YouTube moves into live streaming

With four media partners, YouTube entered an experimental trial last week for live streaming. If successful, the trial is expected to grow considerably across the Google-owned YouTube.

Young Hollywood; Next New Networks; Howcast, a how-to guide; and Rocketboom, an Internet culture video blog, participated in the streaming trial. YouTube monitored the live trial to see how well the video looked and how the servers handled bandwidth increases.

YouTube product manager Josh Siegel called it a first step. “We’re going to look at a whole bunch of data about the performance of our new platform and then, based on that, make decisions about how we’ll open it up, with the goal of opening it up to all of our partners over time.”

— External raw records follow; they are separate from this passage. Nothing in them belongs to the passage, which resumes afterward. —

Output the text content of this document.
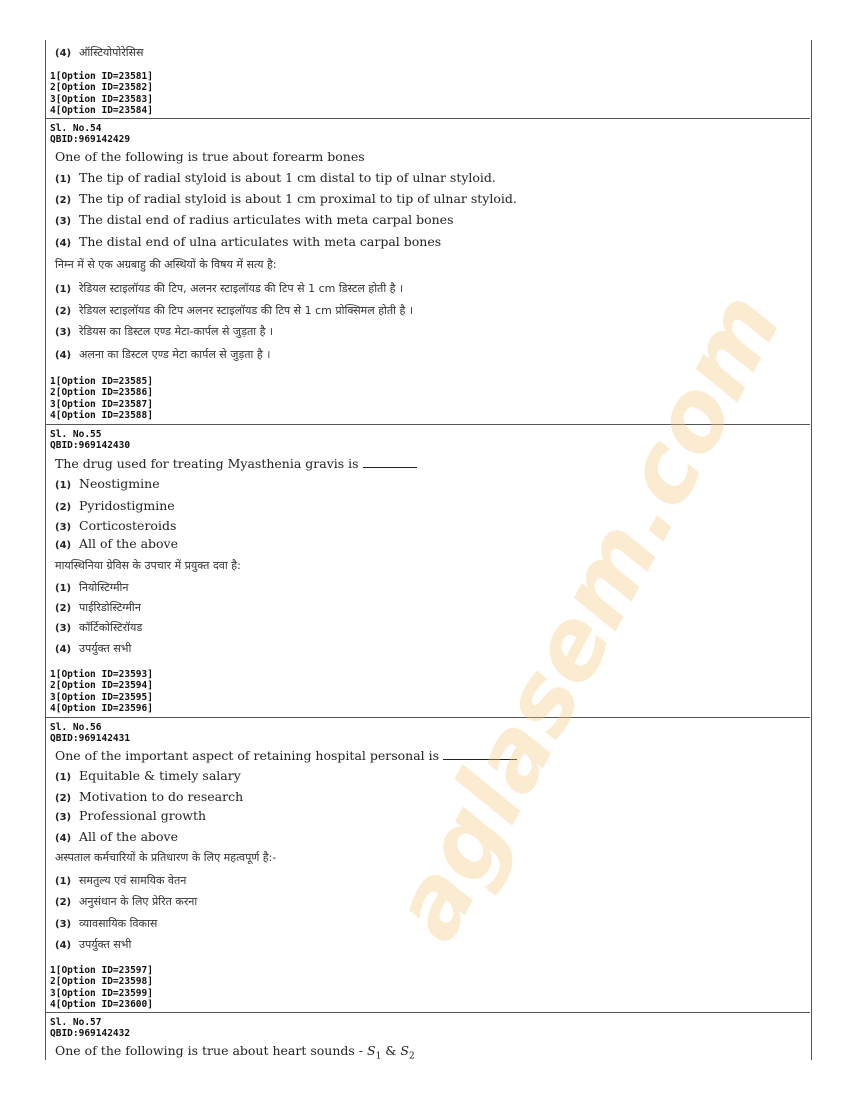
(4) ऑस्टियोपोरेसिस
1[Option ID=23581]
2[Option ID=23582]
3[Option ID=23583]
4[Option ID=23584]
Sl. No.54
QBID:969142429
One of the following is true about forearm bones
(1) The tip of radial styloid is about 1 cm distal to tip of ulnar styloid.
(2) The tip of radial styloid is about 1 cm proximal to tip of ulnar styloid.
(3) The distal end of radius articulates with meta carpal bones
(4) The distal end of ulna articulates with meta carpal bones
निम्न में से एक अग्रबाहु की अस्थियों के विषय में सत्य है:
(1) रेडियल स्टाइलॉयड की टिप, अलनर स्टाइलॉयड की टिप से 1 cm डिस्टल होती है ।
(2) रेडियल स्टाइलॉयड की टिप अलनर स्टाइलॉयड की टिप से 1 cm प्रोक्सिमल होती है ।
(3) रेडियस का डिस्टल एण्ड मेटा-कार्पल से जुड़ता है ।
(4) अलना का डिस्टल एण्ड मेटा कार्पल से जुड़ता है ।
1[Option ID=23585]
2[Option ID=23586]
3[Option ID=23587]
4[Option ID=23588]
Sl. No.55
QBID:969142430
The drug used for treating Myasthenia gravis is
(1) Neostigmine
(2) Pyridostigmine
(3) Corticosteroids
(4) All of the above
मायस्थिनिया ग्रेविस के उपचार में प्रयुक्त दवा है:
(1) नियोस्टिग्मीन
(2) पाईरिडोस्टिग्मीन
(3) कॉर्टिकोस्टिरॉयड
(4) उपर्युक्त सभी
1[Option ID=23593]
2[Option ID=23594]
3[Option ID=23595]
4[Option ID=23596]
Sl. No.56
QBID:969142431
One of the important aspect of retaining hospital personal is
(1) Equitable & timely salary
(2) Motivation to do research
(3) Professional growth
(4) All of the above
अस्पताल कर्मचारियों के प्रतिधारण के लिए महत्वपूर्ण है:-
(1) समतुल्य एवं सामयिक वेतन
(2) अनुसंधान के लिए प्रेरित करना
(3) व्यावसायिक विकास
(4) उपर्युक्त सभी
1[Option ID=23597]
2[Option ID=23598]
3[Option ID=23599]
4[Option ID=23600]
Sl. No.57
QBID:969142432
One of the following is true about heart sounds - $S_1$ & $S_2$
aglasem.com
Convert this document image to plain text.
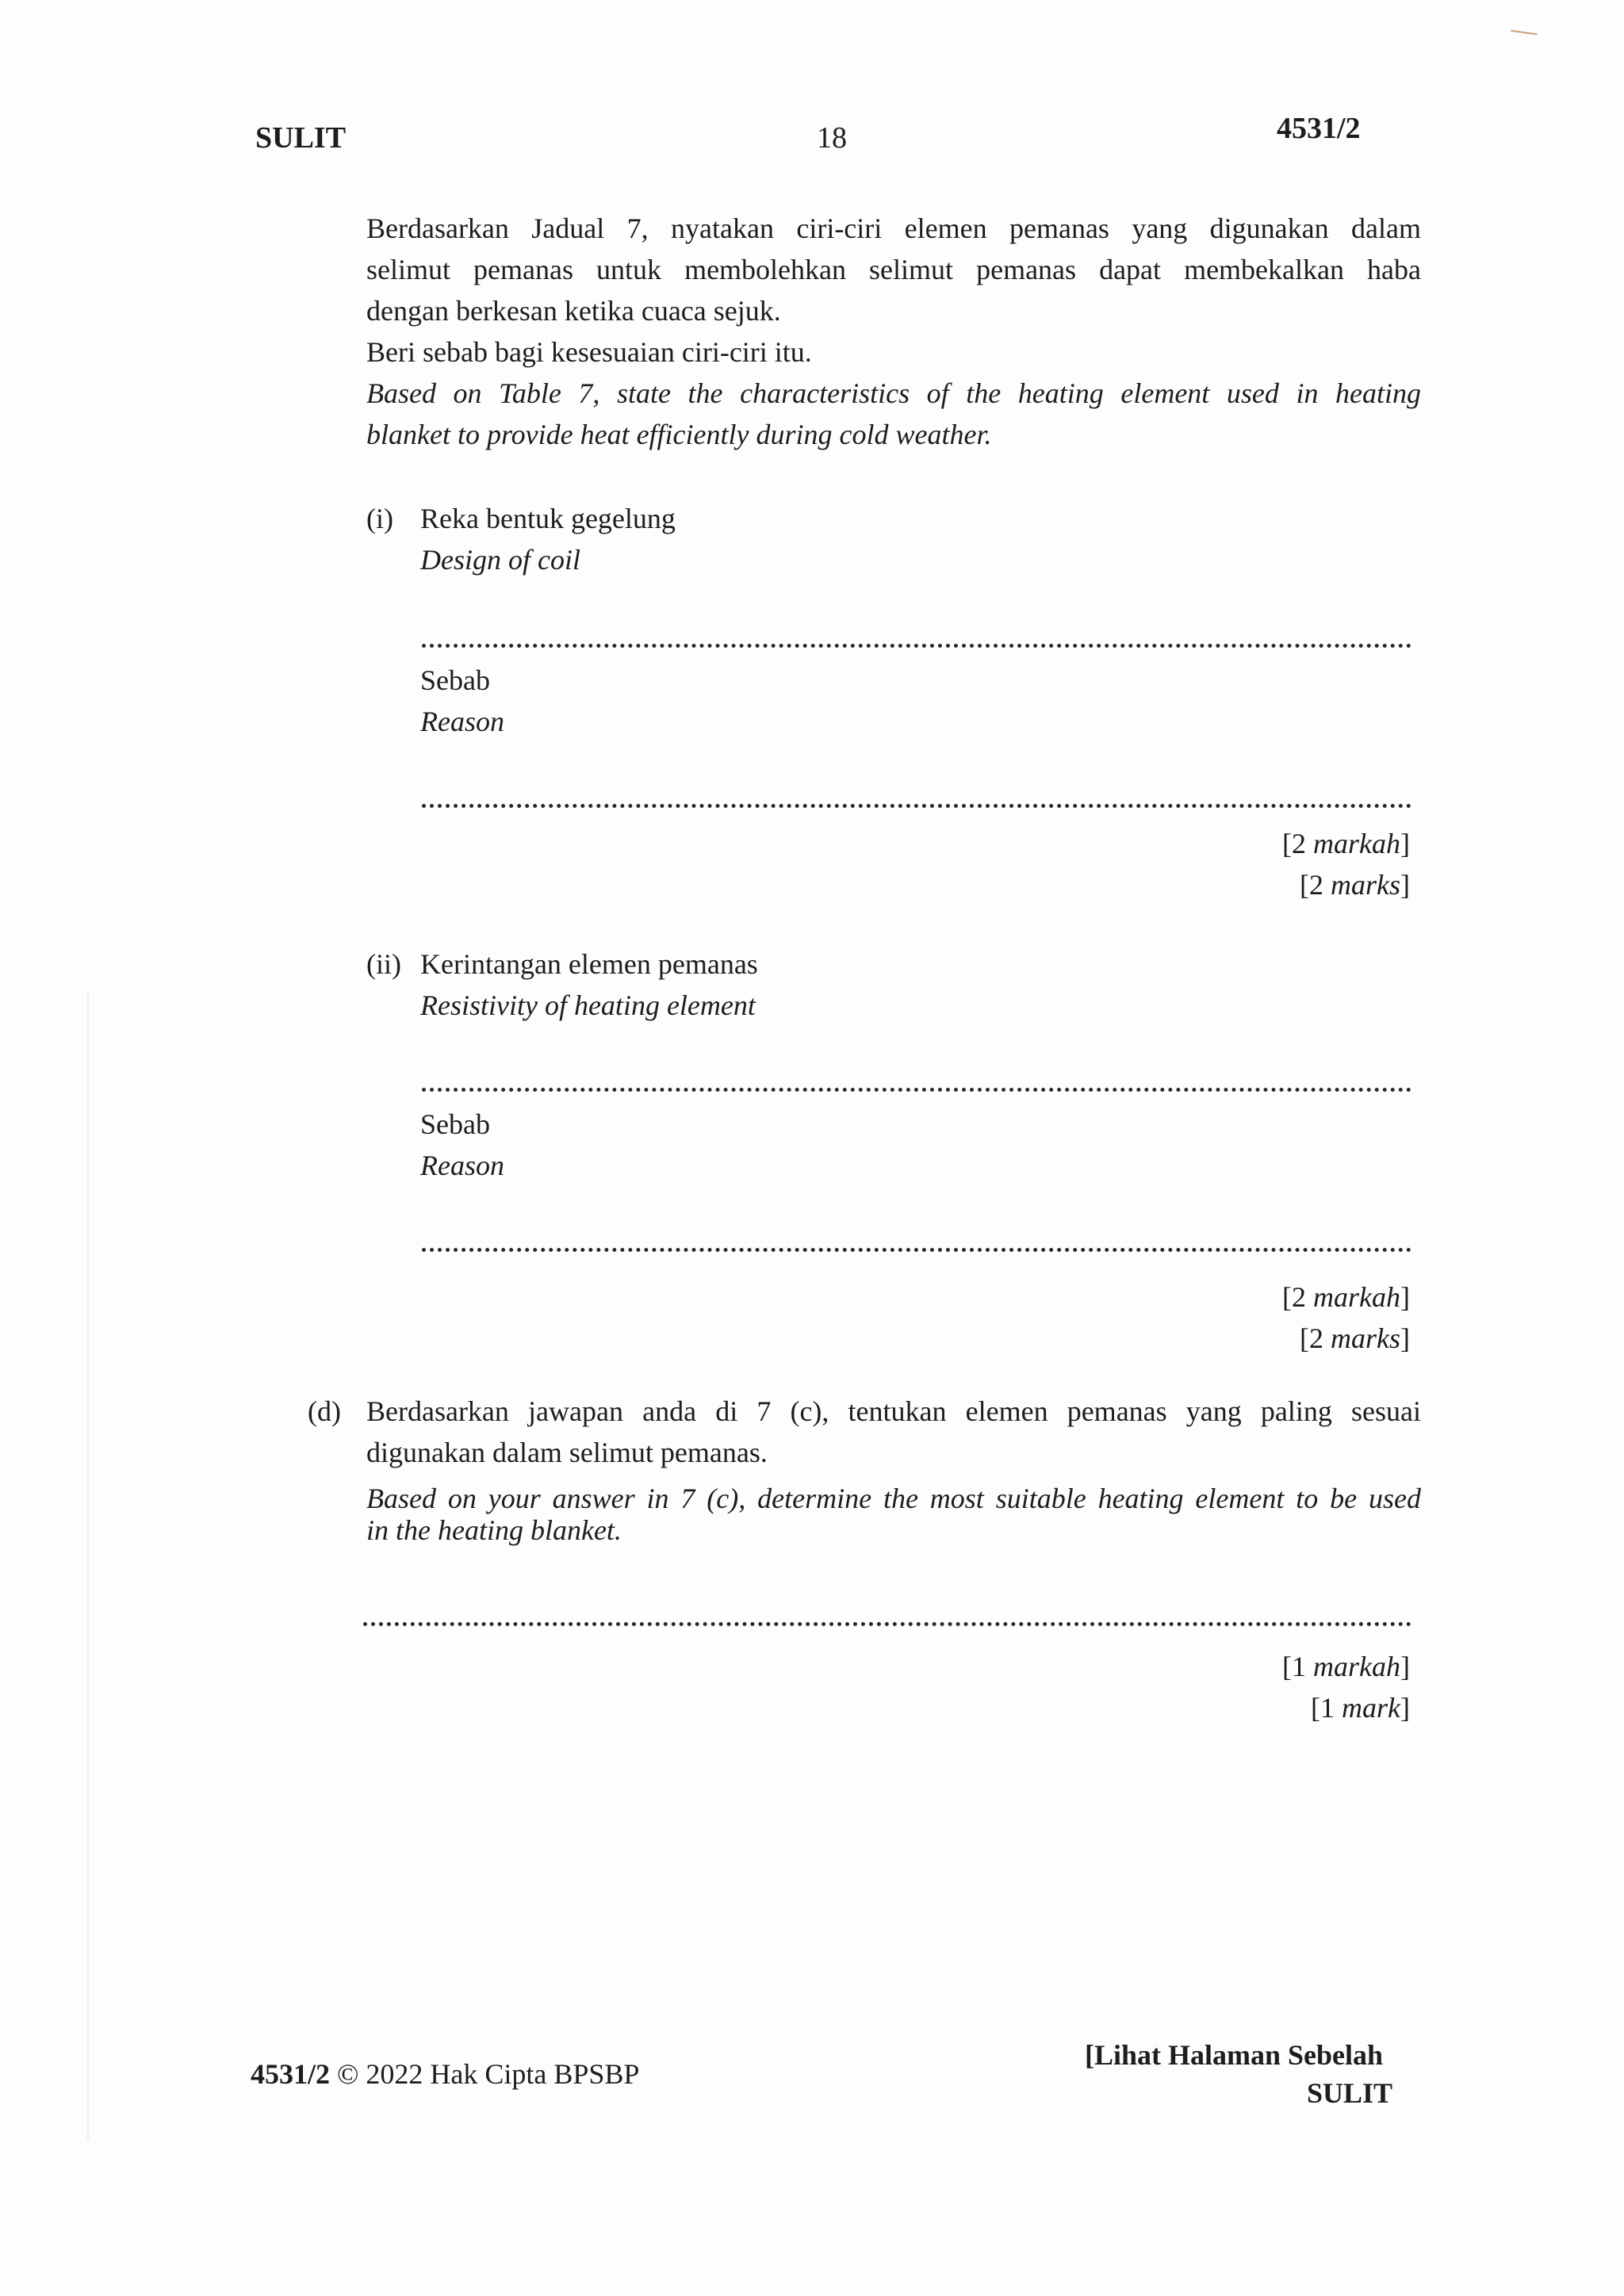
SULIT	18	4531/2
Berdasarkan Jadual 7, nyatakan ciri-ciri elemen pemanas yang digunakan dalam
selimut pemanas untuk membolehkan selimut pemanas dapat membekalkan haba
dengan berkesan ketika cuaca sejuk.
Beri sebab bagi kesesuaian ciri-ciri itu.
Based on Table 7, state the characteristics of the heating element used in heating
blanket to provide heat efficiently during cold weather.
(i) Reka bentuk gegelung
Design of coil
Sebab
Reason
[2 markah]
[2 marks]
(ii) Kerintangan elemen pemanas
Resistivity of heating element
Sebab
Reason
[2 markah]
[2 marks]
(d) Berdasarkan jawapan anda di 7 (c), tentukan elemen pemanas yang paling sesuai
digunakan dalam selimut pemanas.
Based on your answer in 7 (c), determine the most suitable heating element to be used
in the heating blanket.
[1 markah]
[1 mark]
4531/2 © 2022 Hak Cipta BPSBP
[Lihat Halaman Sebelah
SULIT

For the last two years, YouTube has offered numerous events live, including a U2 concert, cricket matches in India and President Barack Obama’s first State of the Union address. But for all of those events, YouTube relied on third-party technology to enable the live webcasts.

With the trial YouTube has become the largest Internet video platform to experiment with live streaming. Smaller startups such as Ustream.tv, Justin.tv and Livestream have already established themselves in the video-streaming category.

ComScore recently announced the amount of time American audiences spent watching the major live video publishers grew by 648 percent in the last year. The advertising possibilities are also good, since the average live streamed video view is 7 percent longer than the average online video view, according to ComScore.

Ustream is the current leader in live video, with 3.2 million unique viewers in July. But Google video sites, which are primarily driven by YouTube, drew 143.2 million unique visitors in July, according to ComScore.